La Línea de Fuego

La bruma y el sol

Para los que no me conozcan, yo nací en Bilbao, casi toda mi familia es de allí (quien dice de allí dice mezclada), pero he vivido toda mi vida en un pueblo de la provincia de Cádiz, hasta los 17. Cuando era pequeña y empecé a ir al colegio, sufrí lo que con los años supe que eran choques culturales: por ejemplo, llamar «papo» al carrillo (los que sean del sur sabrán a qué me refiero) o sorprenderme porque amigos que acababa de hacer me besuquearan y se sentaran en mi silla (estando yo en ella, ojo); que invadieran lo que yo consideraba mi intimidad, pero que en realidad para el andaluz es algo natural, y que yo, con el tiempo, he aprendido a amar, aunque esto va casi más con mi carácter un tanto asocial que con la idiosincrasia del vasco.

En el colegio, al menos los primeros años, yo era «la que hablaba fino» (palabra usada en innumerables ocasiones de forma despectiva, otras en conatos de admiración); cuando íbamos en verano y en Navidad a Bilbao e iba con mi moneda de cinco duros fuertemente agarrada en el puño a comprar mi regaliz de fresa, qué mona, que de dónde era, si de Canarias o la niña de los de arriba, la colombiana (?). Para mí, la sopa no es puchero, los muergos son navajas, lo que te pones para estar en casa no son babuchas, sino zapatillas, pero no soy laísta y la camiseta no es un niki. Y así, infinidad de nimiedades pero que para una niña de cuatro años (encima un poco reservada e insegura, pero muy observadora) es un mundo. Con esto quiero decir que a mí lo de los ocho apellidos vascos y las diferencias entre uno y otro sitio me viene ya de vuelta y no me hace ninguna gracia; entenderán que cuando te llevas toda una vida contestando y justificando cosas que luego salen en pantalla convertidas en gags, pues, miren, todo pierde su gracia.

Me acostumbré a sentirme un poco de los dos sitios y de ninguno, a que mis primos empezasen a hablar euskera y yo no, a que los padres de mis amigos hubiesen estudiado en nuestro mismo colegio o a que sus abuelos pudieran decir cómo era Cádiz hace 40 años. Me acostumbré a observar aspectos de las dos culturas como míos y a la vez como ajenos, pero no era consciente de ello. Lo fui bastantes años después, al venir a vivir a Madrid, y lo he corroborado hace poco, en mi última visita a la tierra en la que nací y, sobre todo, donde crecieron mis padres, para mí lo más importante.
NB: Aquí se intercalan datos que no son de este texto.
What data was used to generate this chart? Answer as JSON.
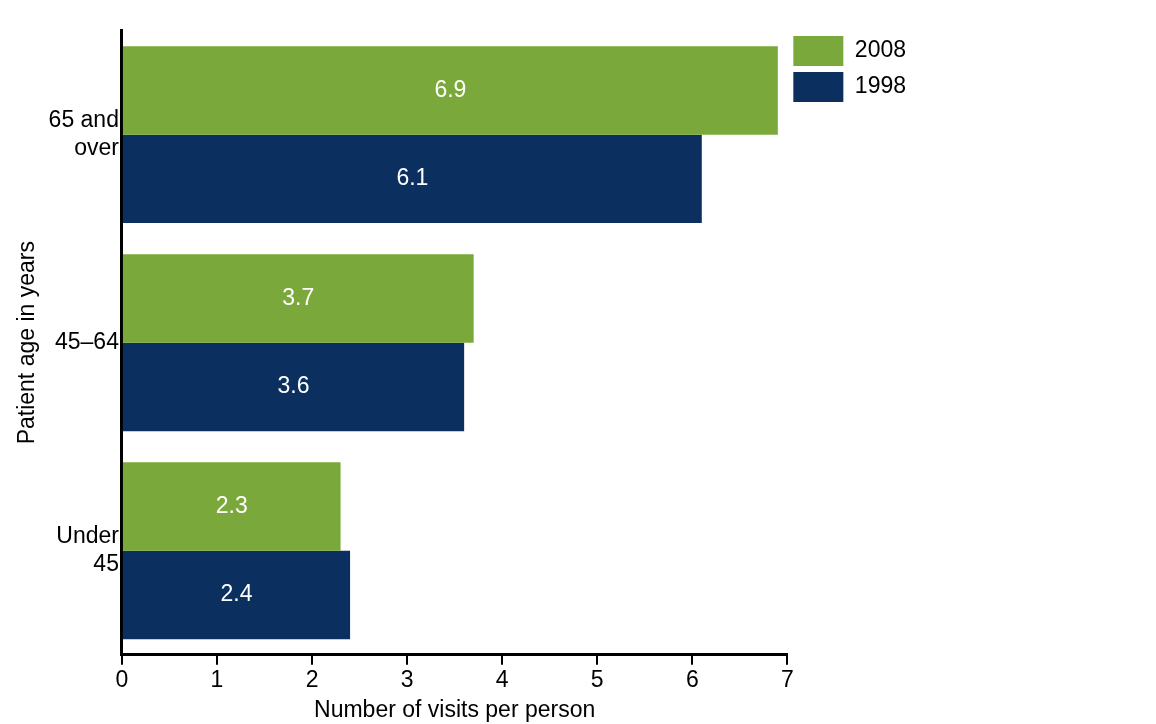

Vi que lo que toda mi vida he observado como casi una molestia (la cantinela aprendida de «no, nací en Bilbao, mi familia es de allí, pero me he criado en Cádiz, blablabla»), aunque molestia no sea la palabra exacta, pero sí una suerte de marca, en realidad es una gran ventaja; porque conozco aspectos de los dos sitios que seguramente el nacido y crecido allí (el «born and raised» que dicen los ingleses, tan suyos ellos) no es capaz de ver con perspectiva. Así, sé que el andaluz puede ser egoísta y criticón, pero es acogedor y cariñoso, que el vasco tiene carácter difícil y hermético pero que si haces un amigo de allí probablemente te dure toda la vida; que unos están marcados por el sol y el mar y los otros por la bruma y la ría.

La historia de las naciones y las culturas es un cuento tan viejo como el mismo mundo. A mí no es que no me gusten; es que creo que no sabemos interpretarlas. Si las interpretásemos como riqueza cultural, diversidad, diversidad de lenguas, de literaturas, de músicas, de paisajes, de caracteres… porque es lo que yo he vivido. Ahora me gusta mi cantinela, y la repito siempre que puedo.